Laflıyorduk. Sokağın bir köşesinde. Çayından bir yudum alırken, "oyum Erdoğan'a oğul, o var olmalı, ülke için…" diyordu. Gözlerine baktım, "Amca neden Erdoğan?" dedim. Pek varlıklı biri değildi, ama uğruna öleceği ailesi ve ülkesi vardı. Konuşmasının her cümlesinde bunu söylüyordu.
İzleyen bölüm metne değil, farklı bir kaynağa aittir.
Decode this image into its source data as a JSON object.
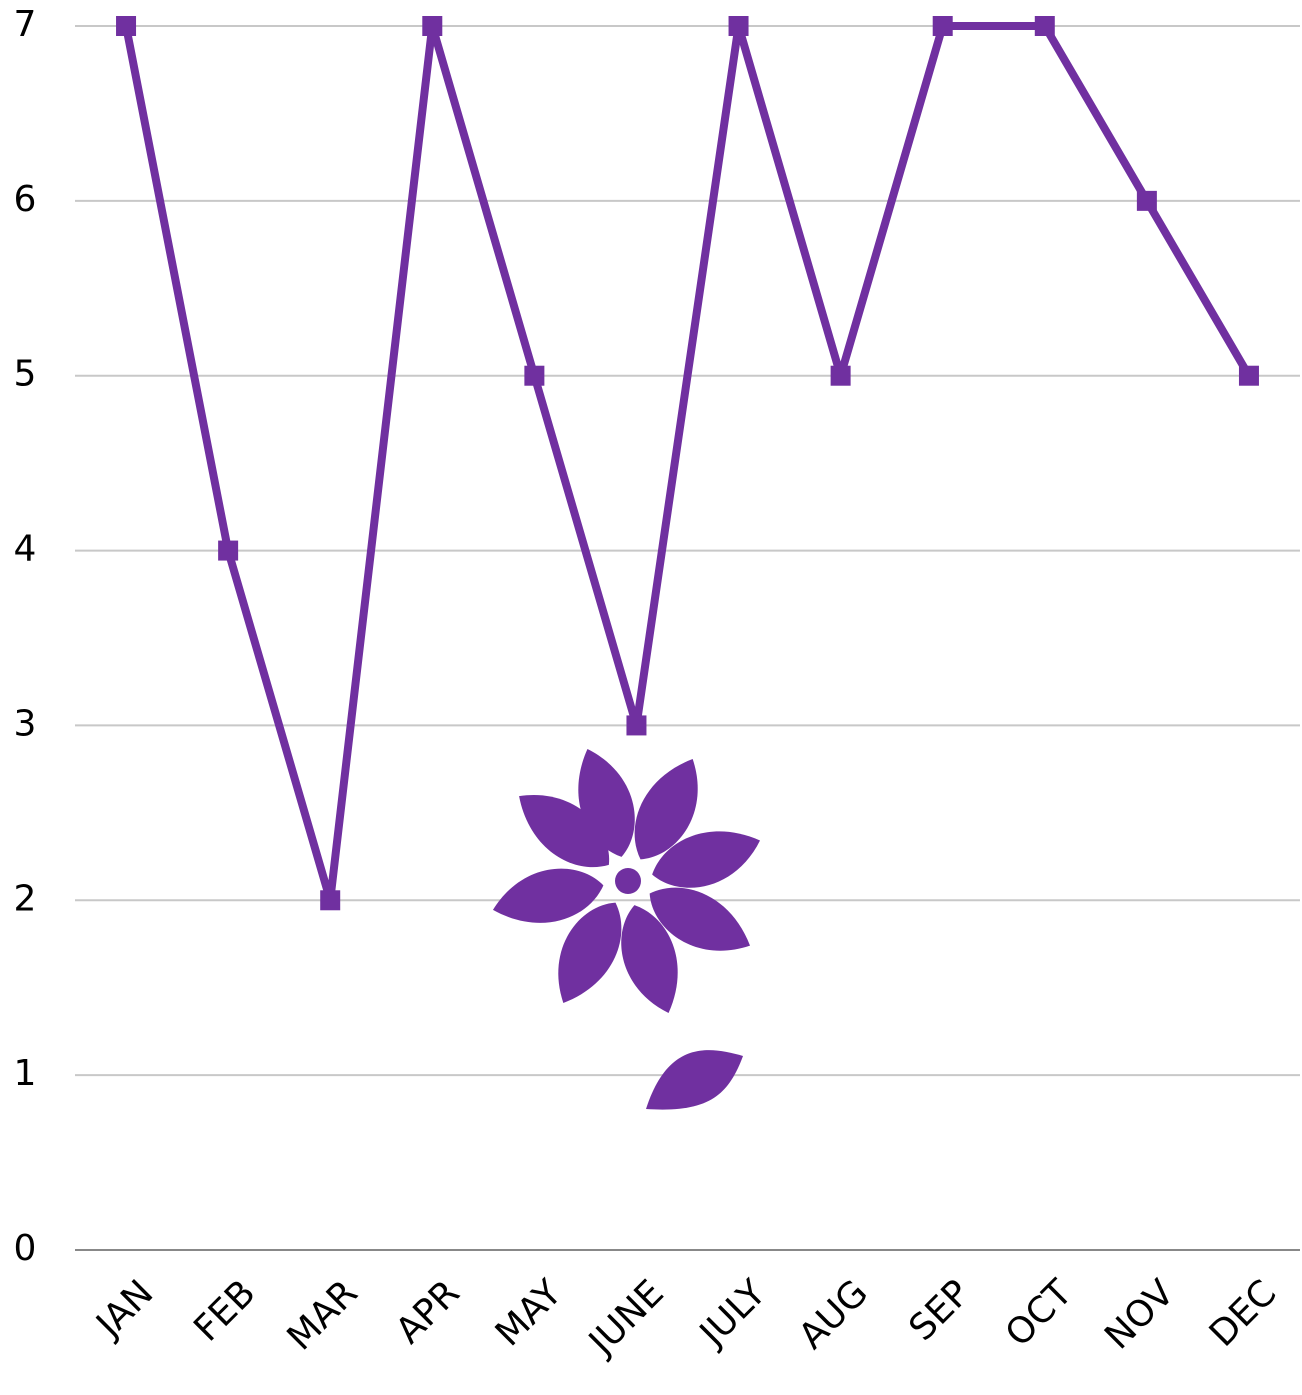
{
  "chart_data": {
    "type": "line",
    "categories": [
      "JAN",
      "FEB",
      "MAR",
      "APR",
      "MAY",
      "JUNE",
      "JULY",
      "AUG",
      "SEP",
      "OCT",
      "NOV",
      "DEC"
    ],
    "values": [
      7,
      4,
      2,
      7,
      5,
      3,
      7,
      5,
      7,
      7,
      6,
      5
    ],
    "color": "#7030a0",
    "ylim": [
      0,
      7
    ],
    "yticks": [
      0,
      1,
      2,
      3,
      4,
      5,
      6,
      7
    ],
    "grid": true
  }
}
Zaten vatanı için dünyada ölümü göze alan kaç millet var ki? “Oğul” dedi usulca, “O buralı” dedi, “Bu topraklardan çıkmış, bu ne demek sen bilir misin?”, “Anlat amca” dedim, “Oğul, bir tek onun için ölürüm, gerisi umurumda değil, şu parti bu parti hikâye, Erdoğan Türkiye demektir…”
***
Buna benzer cümleleri belki her gün duyuyorum. Bir kafeye oturmaya gittiğimde dahi konusu açılıyor, benzer cümleler dökülüyor ağızlardan. Erdoğan’ın mücadelesinin partiler üstü bir mücadele olduğunu unutmuyoruz böylelikle. Sürekli anımsıyoruz. Her fırsatta anımsamak da gerekiyor hani. Çünkü 16 sene boyunca en yakın çalışma arkadaşlarından bile ihanete uğrayan bir liderden bahsediyoruz. Sadece bu sınırlarla kalmamış, dünyanın tüm mazlumlarına gönlünü açmış bir lider. O kadar ihanete, o kadar arkasından çevrilen tezgâha ve milleti dışındaki o yalnızlığa rağmen gerçekleştirmiş bunu. Tıpkı Türkiye gibi. Her türlü tezgâha karşı direnen, güzel ve yalnız ülkemiz gibi. O nedenle Türkiye’nin kaderi Erdoğan’la birlikte çiziliyor belki de. Öyle bir mücadele bu. Amansız. Sonunda kazanamasak bile bir kere öleceğimiz ama adam gibi öleceğimiz bir mücadele.
***
Muhalefetin adayının belli olmasıyla birlikte seçim arenası önümüzdeki günlerde kızışacak. Türkiye, laf olsun diye demiyorum, tarihi boyunca yaşayacağı en önemli seçim arifesine girmiş vaziyette. Çünkü 16 Nisan referandumuyla birlikte alınan vesayet odaklarını ortadan kaldırma kararı, bu seçimle birlikte pratiğe dökülecek. Millet ne derse onun üstüne söz söylenemeyeceği, bürokratik oligarşinin artık buna direnemeyeceği bir kararı vereceğiz 24 Haziran’da. 25 Haziran’ın daha aydınlık olabilmesi için, tüm vesayet odaklarının ortadan kalkması için millet Erdoğan’ı tarihin ilk devlet başkanı yapmaya hazırlanıyor, öyle ya da böyle aynı umutla, aynı dirençle ve aynı sevdayla…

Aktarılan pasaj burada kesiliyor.